Quanto custa um sistema de gestão de condomínio?

Não é um número, é uma fórmula. Depende do modelo de cobrança — por unidade, por faixa, valor fixo, por
módulo ou por usuário — e dos custos que ficam fora da mensalidade: implantação, migração de dados,
treinamento, acessos adicionais, armazenamento e integrações. A única comparação que funciona é custo
total por unidade por mês, no primeiro e no segundo ano.

O que não está incluído no preço anunciado de um software de condomínio?

Costumam ficar de fora: implantação, migração dos dados que você já tem, treinamento da equipe (incluindo
a que entra depois), usuários adicionais, limite de armazenamento de fotos, integrações, e o reajuste.
Some também a multa de fidelidade, que não custa nada hoje e define seu poder de negociação depois.

Como comparar propostas de sistemas de condomínio?
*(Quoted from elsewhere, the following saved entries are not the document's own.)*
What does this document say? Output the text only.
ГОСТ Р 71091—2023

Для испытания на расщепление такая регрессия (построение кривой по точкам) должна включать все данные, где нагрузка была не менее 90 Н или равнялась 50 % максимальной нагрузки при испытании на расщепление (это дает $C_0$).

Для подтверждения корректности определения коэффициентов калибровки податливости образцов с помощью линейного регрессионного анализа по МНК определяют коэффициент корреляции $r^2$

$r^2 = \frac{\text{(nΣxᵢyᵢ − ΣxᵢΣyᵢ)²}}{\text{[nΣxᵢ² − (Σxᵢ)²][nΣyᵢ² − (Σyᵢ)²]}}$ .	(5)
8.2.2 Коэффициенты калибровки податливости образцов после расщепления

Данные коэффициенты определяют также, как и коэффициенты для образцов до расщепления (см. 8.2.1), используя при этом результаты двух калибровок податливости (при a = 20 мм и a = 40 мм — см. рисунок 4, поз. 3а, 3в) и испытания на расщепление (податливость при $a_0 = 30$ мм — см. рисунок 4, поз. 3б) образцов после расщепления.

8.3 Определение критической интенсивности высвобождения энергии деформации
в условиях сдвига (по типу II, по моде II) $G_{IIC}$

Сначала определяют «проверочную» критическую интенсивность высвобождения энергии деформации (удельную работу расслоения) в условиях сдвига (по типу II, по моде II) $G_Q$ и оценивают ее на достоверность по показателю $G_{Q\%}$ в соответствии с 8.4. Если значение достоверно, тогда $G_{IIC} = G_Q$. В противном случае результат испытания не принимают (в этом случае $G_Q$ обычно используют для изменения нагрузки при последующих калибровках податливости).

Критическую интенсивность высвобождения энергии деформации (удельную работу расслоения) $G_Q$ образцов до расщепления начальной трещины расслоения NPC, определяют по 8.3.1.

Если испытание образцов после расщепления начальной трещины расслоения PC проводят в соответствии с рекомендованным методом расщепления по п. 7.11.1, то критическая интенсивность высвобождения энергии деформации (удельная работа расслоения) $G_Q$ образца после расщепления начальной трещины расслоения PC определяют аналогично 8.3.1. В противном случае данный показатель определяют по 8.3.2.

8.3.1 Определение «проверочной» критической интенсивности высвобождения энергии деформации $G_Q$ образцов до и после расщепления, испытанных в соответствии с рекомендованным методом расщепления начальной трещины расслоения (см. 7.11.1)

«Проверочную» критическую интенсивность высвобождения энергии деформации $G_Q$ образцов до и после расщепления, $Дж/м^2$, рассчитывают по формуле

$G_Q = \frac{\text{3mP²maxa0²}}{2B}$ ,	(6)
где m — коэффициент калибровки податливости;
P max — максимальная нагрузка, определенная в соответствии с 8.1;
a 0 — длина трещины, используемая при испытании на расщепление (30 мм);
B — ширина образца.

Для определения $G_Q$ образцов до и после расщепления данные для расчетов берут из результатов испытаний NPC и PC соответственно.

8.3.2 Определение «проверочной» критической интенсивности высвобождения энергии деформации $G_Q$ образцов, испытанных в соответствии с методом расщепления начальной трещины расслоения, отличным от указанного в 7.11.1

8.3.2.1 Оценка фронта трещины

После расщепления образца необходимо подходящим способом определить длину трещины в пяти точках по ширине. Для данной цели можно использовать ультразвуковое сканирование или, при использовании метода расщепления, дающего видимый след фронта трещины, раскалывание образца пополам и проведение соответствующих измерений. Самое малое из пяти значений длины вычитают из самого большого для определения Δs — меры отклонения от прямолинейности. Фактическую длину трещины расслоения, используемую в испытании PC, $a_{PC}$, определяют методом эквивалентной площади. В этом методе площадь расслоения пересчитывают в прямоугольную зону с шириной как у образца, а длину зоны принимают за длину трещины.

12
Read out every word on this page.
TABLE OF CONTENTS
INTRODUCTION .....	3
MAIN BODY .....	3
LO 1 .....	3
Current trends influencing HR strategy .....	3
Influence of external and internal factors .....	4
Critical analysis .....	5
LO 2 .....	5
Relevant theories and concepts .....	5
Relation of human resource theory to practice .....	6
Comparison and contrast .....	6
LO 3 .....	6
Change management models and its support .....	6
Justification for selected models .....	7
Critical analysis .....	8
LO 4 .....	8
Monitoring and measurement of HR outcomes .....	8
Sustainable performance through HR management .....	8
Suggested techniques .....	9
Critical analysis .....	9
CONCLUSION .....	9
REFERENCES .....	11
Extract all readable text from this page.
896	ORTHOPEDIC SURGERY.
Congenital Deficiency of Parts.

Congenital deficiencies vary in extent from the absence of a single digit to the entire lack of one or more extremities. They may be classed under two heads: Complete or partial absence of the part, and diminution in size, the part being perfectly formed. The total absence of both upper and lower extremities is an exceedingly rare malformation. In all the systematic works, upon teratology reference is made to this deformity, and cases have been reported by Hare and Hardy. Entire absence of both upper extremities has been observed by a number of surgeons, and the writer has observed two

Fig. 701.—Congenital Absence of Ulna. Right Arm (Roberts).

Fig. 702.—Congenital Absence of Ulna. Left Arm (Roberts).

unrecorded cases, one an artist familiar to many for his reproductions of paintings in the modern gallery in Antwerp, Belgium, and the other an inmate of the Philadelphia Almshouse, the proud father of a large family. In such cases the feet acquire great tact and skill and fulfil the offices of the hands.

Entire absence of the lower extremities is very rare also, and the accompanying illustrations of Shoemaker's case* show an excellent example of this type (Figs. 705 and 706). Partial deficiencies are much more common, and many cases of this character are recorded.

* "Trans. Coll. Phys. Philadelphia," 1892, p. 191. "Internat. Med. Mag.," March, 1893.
Nunca mensalidade com mensalidade. Some o primeiro ano completo — implantação, migração, treinamento,
doze mensalidades e os módulos que você realmente vai usar — depois some o segundo ano já com reajuste, e
divida os dois pelo número de unidades. Peça sempre três propostas por escrito, lado a lado.

Vale a pena pagar por um sistema de condomínio?

A conta correta não é o custo do sistema, é o custo de não ter registro: parada de equipamento que a
preventiva evitaria, multa de vistoria por documento vencido, contrato que subiu em silêncio, patrimônio
sumido sem contagem inicial, obra refeita sem foto do antes. Compare o gasto de emergência dos últimos
doze meses com o custo anual por unidade.